§ Come posso scrivere righe e righe di cose inutili §

Da Faith

In origine fu mia nonna, quella omonima. Fu lei a coniare il soprannome che mi porto in famiglia, quel tenero mollichina che a pochi giorni dalla nascita evidentemente già alludeva a quello che sarebbe stato il mio futuro, di morbida fanciulla, dall'inaspettata forza per aprire i barattoli, ma dalle altrettanto inaspettate doti di comodità e di antistress.

Poi giunse Claudia, che me ne disse di tutti i colori, dal bambolottina, all'osceno pomitrozzola, fino al familiare pagnottina, che richiama in versione sempre da panettiere, il mollichina di famiglia.

Ci fu poi Nem, che durante il nostro corteggiamento mi disse che se proprio dovevo trovarle un soprannome, un nomigliolo affettuoso avrei dovuto evitare cose sdolcinate e si sarebbe accontentata solo di qualcosa di molto originale, sessualmente allusivo o particolarmente buffo. Glielo trovai, naturalmente, e lei fu molto contenta.

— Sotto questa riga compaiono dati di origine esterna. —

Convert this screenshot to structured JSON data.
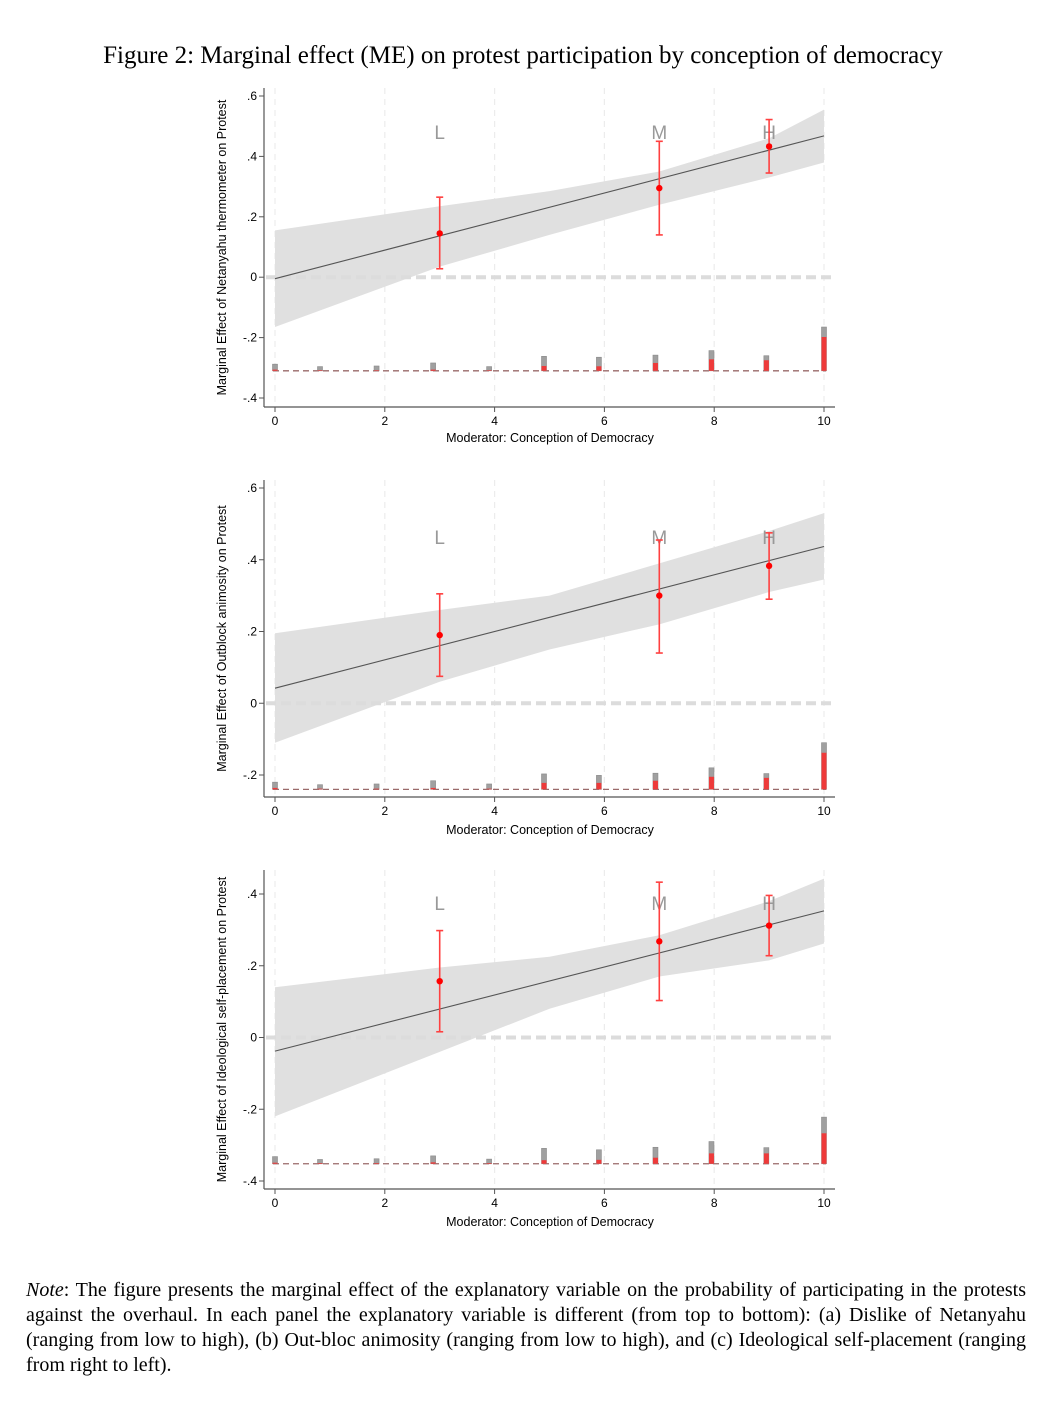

Poi venne la fidanzata successiva, che mi chiamava Winnie Pooh e io ero costretta a chiamarla Pimpi, e fors'anche per questo al momento non mi resiste alla mente come il momento più alto della mia esistenza   .

Poi venne la Pazza, che in un delirio di dito puntato contro, mi chiamò "Tubista!" e lo trovai affascinante, tanto che talvolta lo reciclo, perchè, in fondo, in qualcosa aveva azzeccato.

C'è stato poi il periodo universitario aquilano, dove Dio è stato il mio soprannome più gettonato, per i miei voti universitari, per la mia onnipotenza e per tutto il resto.

Poi venne la fidanzata appresso, che mi disse - Non chiamarmi mai con cose tipo principessa! - e io non ce l'ho mai chiamata.

Poi c'è una mia compagna di specializzazione, che mi chiama a seconda Noumeno o Pelè, ma sarebbe troppo lungo e contorto da spiegare, basti sapere che Kant c'entra per davvero e che c'entra anche "In fuga per la vittoria".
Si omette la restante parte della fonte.